Pembaca juga dapat menemukan sisipan informasi kesehatan sesuai dengan latar
belakang tokoh Saya yang pengarang gambarkan sebagai dokter. ‘Konon bawang merah dan
bawang putih bisa digunakan sebagai antibiotik, antiperadangan, bahkan melawan kanker’.
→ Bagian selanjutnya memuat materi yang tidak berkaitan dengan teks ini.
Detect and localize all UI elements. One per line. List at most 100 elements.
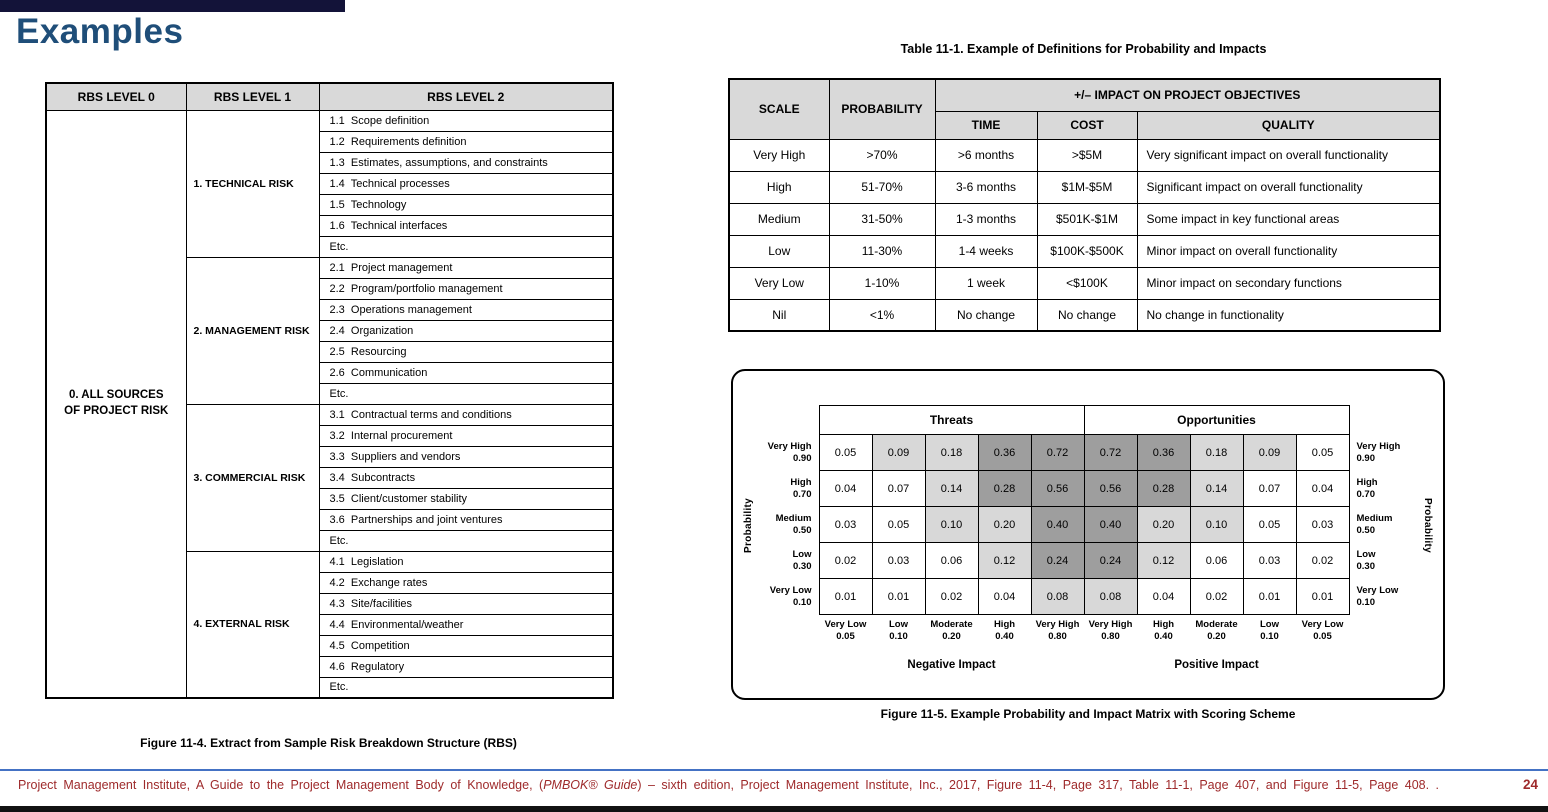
col-label-value: 0.10 [889,630,908,642]
rbs-item: 3.4 Subcontracts [318,466,614,489]
matrix-cell: 0.03 [1295,506,1350,543]
quality-cell: Significant impact on overall functional… [1136,170,1441,204]
matrix-cell: 0.07 [871,470,926,507]
rbs-item: 1.2 Requirements definition [318,130,614,153]
row-label-name: High [1356,477,1378,489]
matrix-cell: 0.18 [924,434,979,471]
footer-divider-line [0,769,1548,771]
col-label-value: 0.20 [1207,630,1226,642]
col-header-quality: QUALITY [1136,110,1441,140]
row-label-value: 0.30 [1356,560,1376,572]
matrix-row: Very Low 0.10 0.01 0.01 0.02 0.04 0.08 0.… [745,578,1423,615]
rbs-item: 1.1 Scope definition [318,109,614,132]
rbs-figure-caption: Figure 11-4. Extract from Sample Risk Br… [140,736,517,750]
probability-cell: >70% [828,138,936,172]
matrix-row-label-right: Very High 0.90 [1349,435,1423,471]
cost-cell: $501K-$1M [1036,202,1138,236]
rbs-item: Etc. [318,529,614,552]
scale-cell: High [728,170,830,204]
matrix-cell: 0.28 [1136,470,1191,507]
rbs-item: 2.2 Program/portfolio management [318,277,614,300]
cost-cell: $100K-$500K [1036,234,1138,268]
impact-definitions-table: SCALE PROBABILITY +/– IMPACT ON PROJECT … [728,78,1441,332]
col-label-name: Very Low [824,619,867,630]
matrix-row-label-left: Very High 0.90 [745,435,819,471]
matrix-cell: 0.24 [1083,542,1138,579]
probability-cell: 1-10% [828,266,936,300]
probability-cell: 11-30% [828,234,936,268]
matrix-cell: 0.24 [1030,542,1085,579]
matrix-cell: 0.72 [1083,434,1138,471]
rbs-item: 1.3 Estimates, assumptions, and constrai… [318,151,614,174]
matrix-row-label-right: Medium 0.50 [1349,507,1423,543]
rbs-item: Etc. [318,235,614,258]
scale-cell: Medium [728,202,830,236]
col-header-time: TIME [934,110,1038,140]
col-label-name: Very High [1088,619,1133,630]
matrix-cell: 0.04 [1295,470,1350,507]
spacer [1349,406,1423,435]
rbs-item: 1.6 Technical interfaces [318,214,614,237]
matrix-row: Low 0.30 0.02 0.03 0.06 0.12 0.24 0.24 0.… [745,542,1423,579]
impact-row: High 51-70% 3-6 months $1M-$5M Significa… [728,170,1441,204]
probability-cell: 31-50% [828,202,936,236]
scale-cell: Low [728,234,830,268]
col-label-name: Low [889,619,908,630]
matrix-row-label-left: Low 0.30 [745,543,819,579]
matrix-cell: 0.01 [818,578,873,615]
rbs-group-commercial: 3. COMMERCIAL RISK [185,403,320,552]
col-label-name: Very Low [1301,619,1344,630]
rbs-item: Etc. [318,676,614,699]
matrix-cell: 0.72 [1030,434,1085,471]
matrix-cell: 0.04 [818,470,873,507]
matrix-row: Medium 0.50 0.03 0.05 0.10 0.20 0.40 0.40… [745,506,1423,543]
footer: Project Management Institute, A Guide to… [18,777,1538,792]
rbs-group-technical: 1. TECHNICAL RISK [185,109,320,258]
spacer [1349,649,1423,671]
matrix-row-label-right: Low 0.30 [1349,543,1423,579]
matrix-cell: 0.09 [1242,434,1297,471]
rbs-item: Etc. [318,382,614,405]
citation-book-title: PMBOK® Guide [543,778,638,792]
matrix-cell: 0.03 [818,506,873,543]
col-label-value: 0.80 [1048,630,1067,642]
quality-cell: Very significant impact on overall funct… [1136,138,1441,172]
scale-cell: Very Low [728,266,830,300]
cost-cell: No change [1036,298,1138,332]
col-label-name: Moderate [1195,619,1238,630]
probability-axis-label-right: Probability [1422,498,1433,553]
col-label-value: 0.05 [836,630,855,642]
matrix-col-label: Very High 0.80 [1031,615,1084,649]
matrix-cell: 0.04 [977,578,1032,615]
rbs-header-row: RBS LEVEL 0 RBS LEVEL 1 RBS LEVEL 2 [45,82,614,111]
matrix-figure-caption: Figure 11-5. Example Probability and Imp… [880,707,1296,721]
row-label-value: 0.90 [1356,452,1376,464]
probability-cell: <1% [828,298,936,332]
quality-cell: Minor impact on overall functionality [1136,234,1441,268]
matrix-cell: 0.20 [1136,506,1191,543]
matrix-cell: 0.03 [871,542,926,579]
row-label-name: Very Low [769,585,812,597]
row-label-name: Low [792,549,812,561]
matrix-cell: 0.56 [1083,470,1138,507]
quality-cell: Some impact in key functional areas [1136,202,1441,236]
row-label-value: 0.50 [1356,524,1376,536]
impact-direction-row: Negative Impact Positive Impact [745,649,1423,671]
matrix-row: Very High 0.90 0.05 0.09 0.18 0.36 0.72 0… [745,434,1423,471]
row-label-name: Medium [1356,513,1393,525]
matrix-col-label: Very Low 0.05 [819,615,872,649]
impact-row: Low 11-30% 1-4 weeks $100K-$500K Minor i… [728,234,1441,268]
matrix-cell: 0.01 [1242,578,1297,615]
col-label-value: 0.40 [1154,630,1173,642]
col-label-name: Low [1260,619,1279,630]
citation-pre: Project Management Institute, A Guide to… [18,778,544,792]
matrix-col-label: Very Low 0.05 [1296,615,1349,649]
rbs-item: 2.4 Organization [318,319,614,342]
col-label-value: 0.05 [1313,630,1332,642]
probability-cell: 51-70% [828,170,936,204]
matrix-cell: 0.18 [1189,434,1244,471]
matrix-row-label-left: Very Low 0.10 [745,579,819,615]
page-number: 24 [1522,777,1538,792]
matrix-cell: 0.56 [1030,470,1085,507]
Pembaca juga dapat menemui dialog-dialog yang bernada cukup sarkastik seperti
dialog tokoh Ibu yang sempat mengatakan bahwa meskipun hanya memecah sebutir kemiri,
kita harus terus melakukan pekerjaan dengan baik, teliti, dan hati-hati. Jangan bertindak
sembarangan walaupun pekerjaan yang kau lakukan itu hal mudah. “Kalau sudah tahu akan
mati dan hancur, apa sembarangan juga perlakuanmu saat mengeluarkan bayi dari perut
ibunya?”.

Keindahan dalam penulisan cerpen ini banyak memasukkan pilihan diksi yang
cenderung baku dan jarang didengar. Karena hal inilah cerpen ini hanya cocok untuk
kalangan tertentu saja, salah satunya seperti pelajar dan mahasiswa yang bisa menerima dan
paham isi cerpen. Untuk kalangan anak-anak saat membaca suatu karya sastra baik itu puisi,
cerpen maupun novel, mereka cenderung lebih suka penggunaan kata yang umum dan mudah
mereka pahami saja.

Cerpen ini terbilang sukses memasukkan realitas sosial dengan tema kekeluargaan
yang memang sudah mulai luntur sedikit demi sedikit akibat perkembangan teknologi.
Dibungkus dengan perumpamaan-perumpamaan unik berisi nasehat dengan memasukkan
unsur sayur-sayur, beras usang dan bumbu dapur yang sangat dekat dengan masyarakat
umum terutama kalangan wanita yang sudah berkeluarga.